A new app called Seeqnc teases what this potential future community might look like. The app ‘listens’ to your set through your phone, identifies what’s being played and shares it with the artist, if they’re also using the app. Without a global audience it’s off to a slow start, but the premise is there and the interface isn’t a million miles away from what you’d imagine an automated service would eventually look like. Try it out here if you’re curious.
Open at the Source
There are a number of potential, and large, stumbling blocks that might make this utopian-slash-dystopian world a reality. Currently, services like Soundcharts that scour the internet to find out where and how your music is being used, rely on open APIs to get their data. They combine social media accounts, streams, views and so on to give the user a picture of their online presence via open APIs from Spotify, Google, etc. But for things like radio play, of which data is not publicly available, they pay for it.
Dmitry Pastukhov, Junior Brand Manager at Soundcharts told us, “If you can go and manually look up the data yourself, it's going to be accessible through [an] API. If not, someone sells it out there.” It will be up to Beatport and Pioneer DJ to decide if it’s more valuable for them to hold on to the data to shape their business decisions, or to charge their users to access it, probably through a subscription tier. Or a bit of both.

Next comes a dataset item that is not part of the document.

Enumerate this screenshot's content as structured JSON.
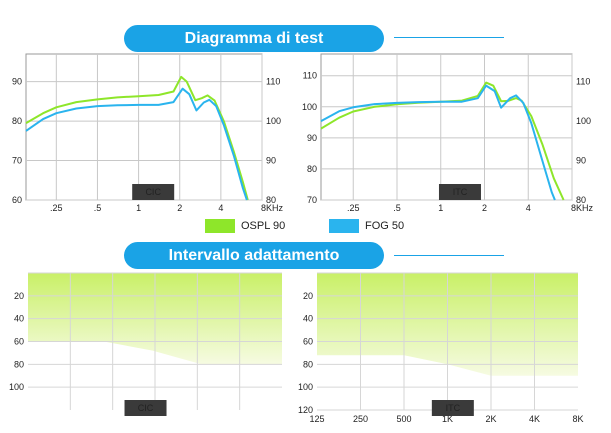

There’s also the extremely obvious problem of privacy, not only from a GDPR perspective — track ID culture is one of the most divisive topics in electronic music, with DJs having covered up the tracks they’re playing ever since they played them. Whichever mantra you subscribe to, there’s no doubt that the idea of broadcasting exactly what track you’re playing, and where you’re playing it from, is going to rile up a huge portion of DJs. Consent will be a huge part of how these services are rolled out.
And of course, not everyone uses digital formats — while music recognition technology can also identify the track and location of a vinyl record, the data is strictly private for PROs, so wouldn’t apply to a global database. For now.
Where do we go from here?
While the vast majority of this article is hypothetical, there are already glimpses of this data-driven future starting to appear across the DJing industry, not just via DENON DJ’s new SC6000 player but apps like Seeqnc we mentioned before. None of it is a wild stretch of the imagination, more it’ll rely on cooperation of DJ manufacturers, with DJs themselves opting in, before any of the affects can be expected.
Given manufacturers’ track record for cooperation — and the often chasmic differing viewpoints across the DJ community — that might be too big a stretch to see these concepts fast-tracked. It’s possible too, that there are no positives in any of these developments, and that creativity could be hampered, track choice could be amalgamated, charts and playlists could be gamed, data could be manipulated.
A counter-culture could also form; anti-digital, anti-data, anti-cloud and pro-privacy, where fundamental mixing skills and diverse selection are cherished further. Whichever side of the fence you sit on, it will be fascinating to see how it plays out.